Report No. 257
(ii) Hindu Minority and Guardianship Act, 1956
2.2.6 Classical Hindu law did not contain principles dealing with guardianship and custody of children. In the Joint Hindu Family, the Karta was responsible for the overall control of all dependents and management of their property, and therefore specific legal rules dealing with guardianship and custody were not thought to be necessary.32 However, in modern statutory Hindu law, the Hindu Minority and Guardianship Act, 1956 (hereinafter, HMGA) provides that the father is the natural guardian of a minor, and after him, it is the mother. Section 6(a) of the HMGA provides that:
(1) in case of a minor boy or unmarried minor girl, the natural guardian is the father, and 'after' him, the mother; and
(2) the custody of a minor who has not completed the age of five years shall 'ordinarily' be with the mother (emphasis added).
32 Paras Diwan, Law of Adoption, Minority, Guardianship & Custody (2012), Universal Law Publishing Co.: New Delhi, P. xv.
2.2.7 In Gita Hariharan v. Reserve Bank of India, (1999) 2 SCC 228 the constitutional validity of Section 6(a) was challenged as violating the guarantee of equality of sexes under Article 14 of the Constitution of India. The Supreme Court considered the import of the word 'after' and examined whether, as per the scheme of the statute, the mother was disentitled from being a natural guardian during the lifetime of the father.

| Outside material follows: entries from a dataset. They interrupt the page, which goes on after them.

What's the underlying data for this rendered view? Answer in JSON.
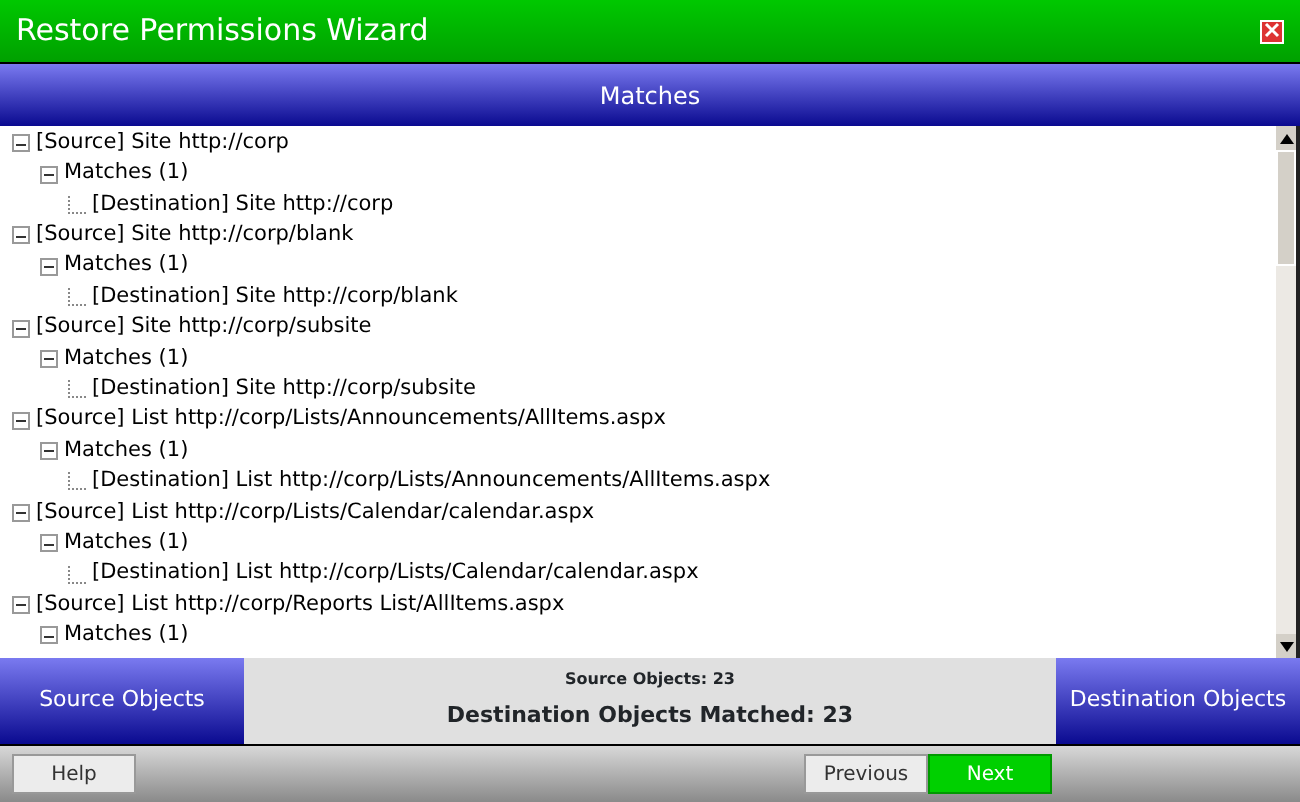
{
  "window": {
    "title": "Restore Permissions Wizard"
  },
  "header": "Matches",
  "tree": [
    {
      "label": "[Source] Site http://corp",
      "expanded": true,
      "children": [
        {
          "label": "Matches (1)",
          "expanded": true,
          "children": [
            {
              "label": "[Destination] Site http://corp"
            }
          ]
        }
      ]
    },
    {
      "label": "[Source] Site http://corp/blank",
      "expanded": true,
      "children": [
        {
          "label": "Matches (1)",
          "expanded": true,
          "children": [
            {
              "label": "[Destination] Site http://corp/blank"
            }
          ]
        }
      ]
    },
    {
      "label": "[Source] Site http://corp/subsite",
      "expanded": true,
      "children": [
        {
          "label": "Matches (1)",
          "expanded": true,
          "children": [
            {
              "label": "[Destination] Site http://corp/subsite"
            }
          ]
        }
      ]
    },
    {
      "label": "[Source] List http://corp/Lists/Announcements/AllItems.aspx",
      "expanded": true,
      "children": [
        {
          "label": "Matches (1)",
          "expanded": true,
          "children": [
            {
              "label": "[Destination] List http://corp/Lists/Announcements/AllItems.aspx"
            }
          ]
        }
      ]
    },
    {
      "label": "[Source] List http://corp/Lists/Calendar/calendar.aspx",
      "expanded": true,
      "children": [
        {
          "label": "Matches (1)",
          "expanded": true,
          "children": [
            {
              "label": "[Destination] List http://corp/Lists/Calendar/calendar.aspx"
            }
          ]
        }
      ]
    },
    {
      "label": "[Source] List http://corp/Reports List/AllItems.aspx",
      "expanded": true,
      "children": [
        {
          "label": "Matches (1)",
          "expanded": true
        }
      ]
    }
  ],
  "summary": {
    "left_button": "Source Objects",
    "source_count": "Source Objects: 23",
    "matched_count": "Destination Objects Matched: 23",
    "right_button": "Destination Objects"
  },
  "buttons": [
    {
      "label": "Help",
      "kind": "plain"
    },
    {
      "label": "Previous",
      "kind": "plain"
    },
    {
      "label": "Next",
      "kind": "primary"
    }
  ]
}
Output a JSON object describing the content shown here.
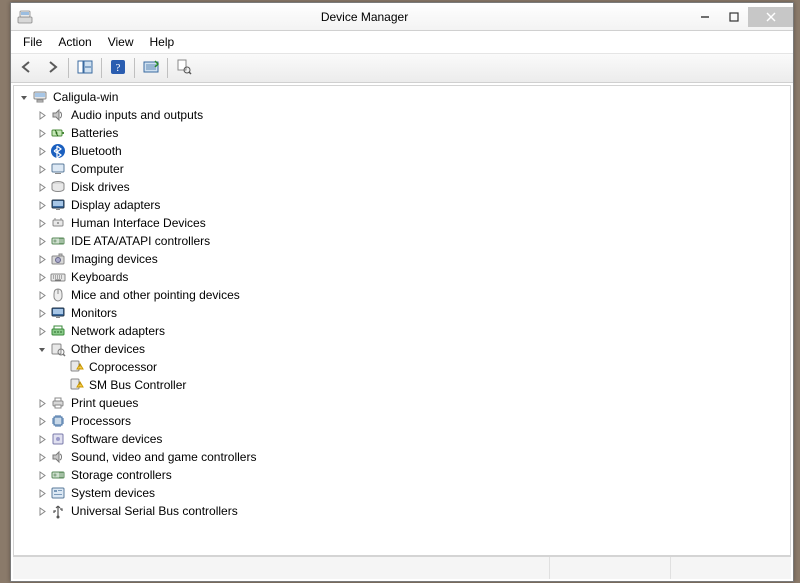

The Court observed that the term 'after' must be interpreted in light of the principle that the welfare of the minor is the paramount consideration and the constitutional mandate of equality between men and women. The Court held the term 'after' in Section 6(a) should not be interpreted to mean 'after the lifetime of the father,' but rather that it should be taken to mean 'in the absence of the father.' The Court further specified that 'absence' could be understood as :
temporary or otherwise or total apathy of the father towards the child or even inability of the father by reason of ailment or otherwise. Gita Hariharan v. Reserve Bank of India, (1999) 2 SCC 228, ¶ 25.
2.2.8 Therefore, in the above specific situations, the mother could be the natural guardian even during the lifetime of the father.
2.2.9 Section 13 of the HMGA declares that, in deciding the guardianship of a Hindu minor, the welfare of the minor shall be the 'paramount consideration' and that no person can be appointed as guardian of a Hindu minor if the court is of the opinion that it will not be for the 'welfare' of the minor.35
35 Hindu Minority and Guardianship Act, No. 32 of 1956, § 13.
2.2.10 The following can be concluded with respect to guardianship under the HMGA. First, the father continues to have a preferential position when it comes to natural guardianship and the mother becomes a natural guardian only in exceptional circumstances, as the Supreme Court explained in Gita Hariharan.
Thus, even if a mother has custody of the minor since birth and has been exclusively responsible for the care of the minor, the father can, at any time, claim custody on the basis of his superior guardianship rights. Gita Hariharan, therefore, does not adequately address the original problem in Section 6(a) of the HMGA. Second, all statutory guardianship arrangements are ultimately subject to the principle contained in Section 13, that the welfare of the minor is the 'paramount consideration.' In response to the stronger guardianship rights of the father, this is the only provision that a mother may use to argue for custody/guardianship in case of a dispute.
2.2.11 The point of difference between the GWA and the HMGA lies in the emphasis placed on the welfare principle. Under the GWA, parental authority supersedes the welfare principle, while under the HMGA, the welfare principle is of paramount consideration in determining guardianship. Thus, for deciding questions of guardianship for Hindu children, their welfare is of paramount interest, which will override parental authority. But for non-Hindu children, the court's authority to intervene in furtherance of the welfare principle is subordinated to that of the father, as the natural guardian.36
36 Guardian and Wards Act, No. 8 of 1890, § 17(1) ("In appointing or declaring the guardian of a minor, the court shall be guided by what, consistently with the law to which the minor is subject, appears in the circumstances to be for the welfare of the minor.") (emphasis added).